While the Fort Myers Beach Elementary School has nosedived to 40 students since Hurricane Milton, it was at about 70 students before Hurricane Milton sent students to San Carlos Park Elementary School and at more than 80 students before Hurricane Ian. The district expanded the boundaries from which students could attend the school after Hurricane Ian and allowed the children of those who work on Fort Myers Beach were allowed to attend as well. That appeared to be working on growing the school’s population until the school’s growth was stifled again by the delays of the district’s leaders in getting the school back open.

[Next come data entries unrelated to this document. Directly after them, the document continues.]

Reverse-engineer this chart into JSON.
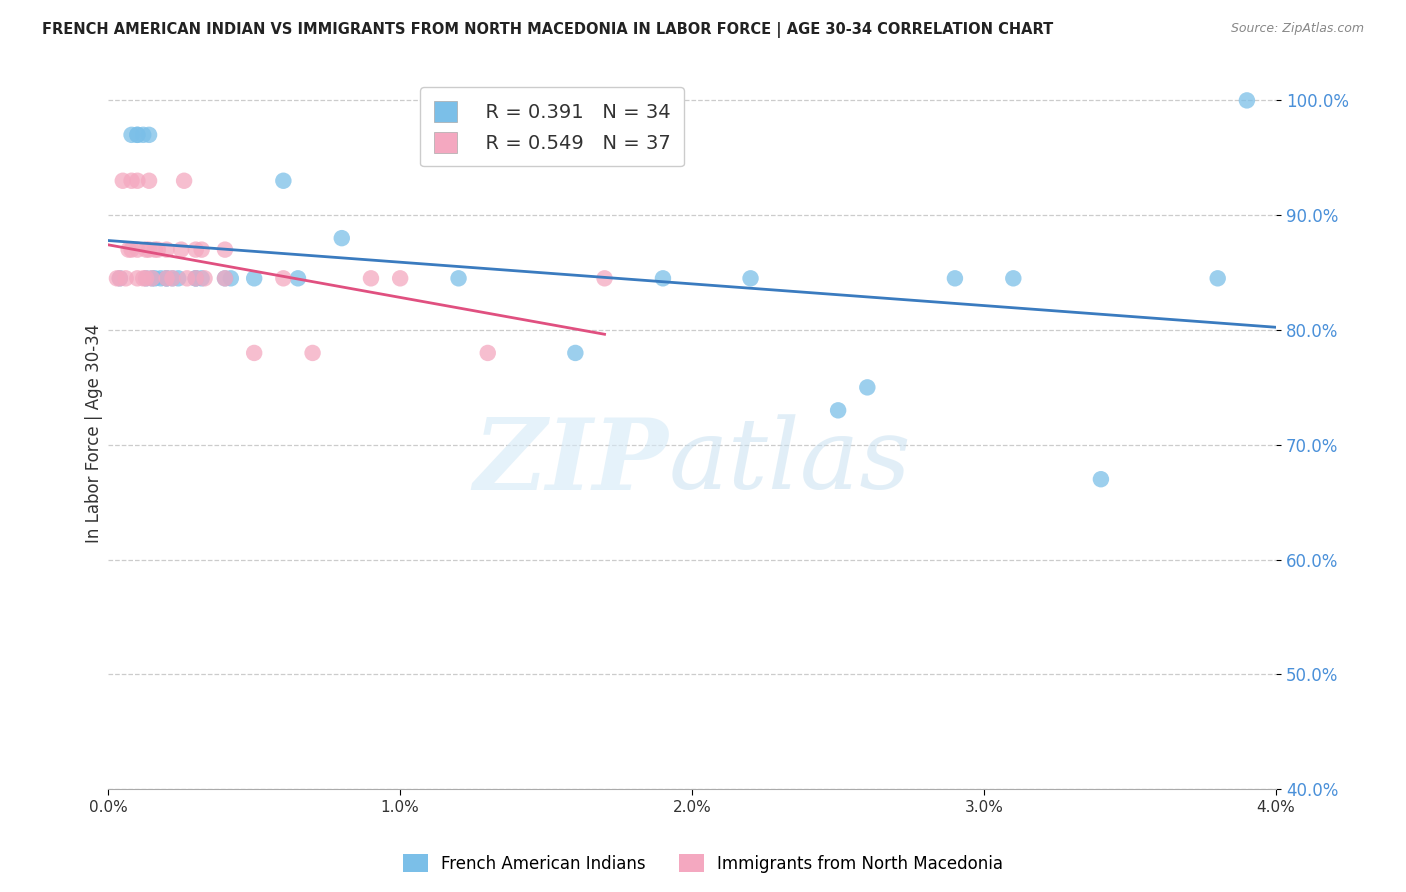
{
  "title": "FRENCH AMERICAN INDIAN VS IMMIGRANTS FROM NORTH MACEDONIA IN LABOR FORCE | AGE 30-34 CORRELATION CHART",
  "source": "Source: ZipAtlas.com",
  "ylabel": "In Labor Force | Age 30-34",
  "xlim": [
    0.0,
    0.04
  ],
  "ylim": [
    0.4,
    1.02
  ],
  "blue_color": "#7bbfe8",
  "pink_color": "#f4a8c0",
  "blue_line_color": "#3a7bbf",
  "pink_line_color": "#e05080",
  "R_blue": 0.391,
  "N_blue": 34,
  "R_pink": 0.549,
  "N_pink": 37,
  "blue_x": [
    0.0004,
    0.0008,
    0.001,
    0.001,
    0.0012,
    0.0013,
    0.0014,
    0.0015,
    0.0016,
    0.0018,
    0.002,
    0.002,
    0.0022,
    0.0024,
    0.003,
    0.003,
    0.0032,
    0.004,
    0.0042,
    0.005,
    0.006,
    0.0065,
    0.008,
    0.012,
    0.016,
    0.019,
    0.022,
    0.025,
    0.026,
    0.029,
    0.031,
    0.034,
    0.038,
    0.039
  ],
  "blue_y": [
    0.845,
    0.97,
    0.97,
    0.97,
    0.97,
    0.845,
    0.97,
    0.845,
    0.845,
    0.845,
    0.845,
    0.845,
    0.845,
    0.845,
    0.845,
    0.845,
    0.845,
    0.845,
    0.845,
    0.845,
    0.93,
    0.845,
    0.88,
    0.845,
    0.78,
    0.845,
    0.845,
    0.73,
    0.75,
    0.845,
    0.845,
    0.67,
    0.845,
    1.0
  ],
  "pink_x": [
    0.0003,
    0.0004,
    0.0005,
    0.0006,
    0.0007,
    0.0008,
    0.0008,
    0.001,
    0.001,
    0.001,
    0.0012,
    0.0013,
    0.0013,
    0.0014,
    0.0014,
    0.0015,
    0.0016,
    0.0017,
    0.002,
    0.002,
    0.0022,
    0.0025,
    0.0026,
    0.0027,
    0.003,
    0.003,
    0.0032,
    0.0033,
    0.004,
    0.004,
    0.005,
    0.006,
    0.007,
    0.009,
    0.01,
    0.013,
    0.017
  ],
  "pink_y": [
    0.845,
    0.845,
    0.93,
    0.845,
    0.87,
    0.87,
    0.93,
    0.845,
    0.87,
    0.93,
    0.845,
    0.87,
    0.845,
    0.87,
    0.93,
    0.845,
    0.87,
    0.87,
    0.845,
    0.87,
    0.845,
    0.87,
    0.93,
    0.845,
    0.845,
    0.87,
    0.87,
    0.845,
    0.845,
    0.87,
    0.78,
    0.845,
    0.78,
    0.845,
    0.845,
    0.78,
    0.845
  ]
}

While Dr. Carlin and some school board members have expressed their concerns over the relatively miniscule budget of the Fort Myers Beach Elementary School at less than $1.5 million this past year, Carlin and the school board have not shown anywhere near the same level of concern for the $162 million that was approved last month to be spent for the construction of a new high school campus in Alva. The school, which will serve the growing population of Lehigh Acres, faced widespread opposition from the Alva community for its impact on local roads and infrastructure as students from Lehigh Acres are bused in there. The school board approved the $162 million spending plan for the campus on the same day they voted to request to the state that the Fort Myers Beach Elementary School campus be razed.
The scene at the meeting couldn’t have highlighted the disconnect of this school board from its communities any starker. One community of residents pleading with the board not to build a school in their town, while another community pleaded for the reopening of their school. Neither community was listened to by this out of touch school board.
Fort Myers Beach parents have been concerned for months now that the superintendent were looking to trim what is the leanest ounce of fat on its budget – the Beach Elementary School, as an almost sacrificial lamb to look as though they were being fiscally conservative.
For a district whose budget has grown from $2.4 billion just three years ago to $2.9 billion this year, the fairy tale concept that it is the little Fort Myers Beach Elementary School dragging Lee County’s school district’s budget down, is the biggest insult of them all.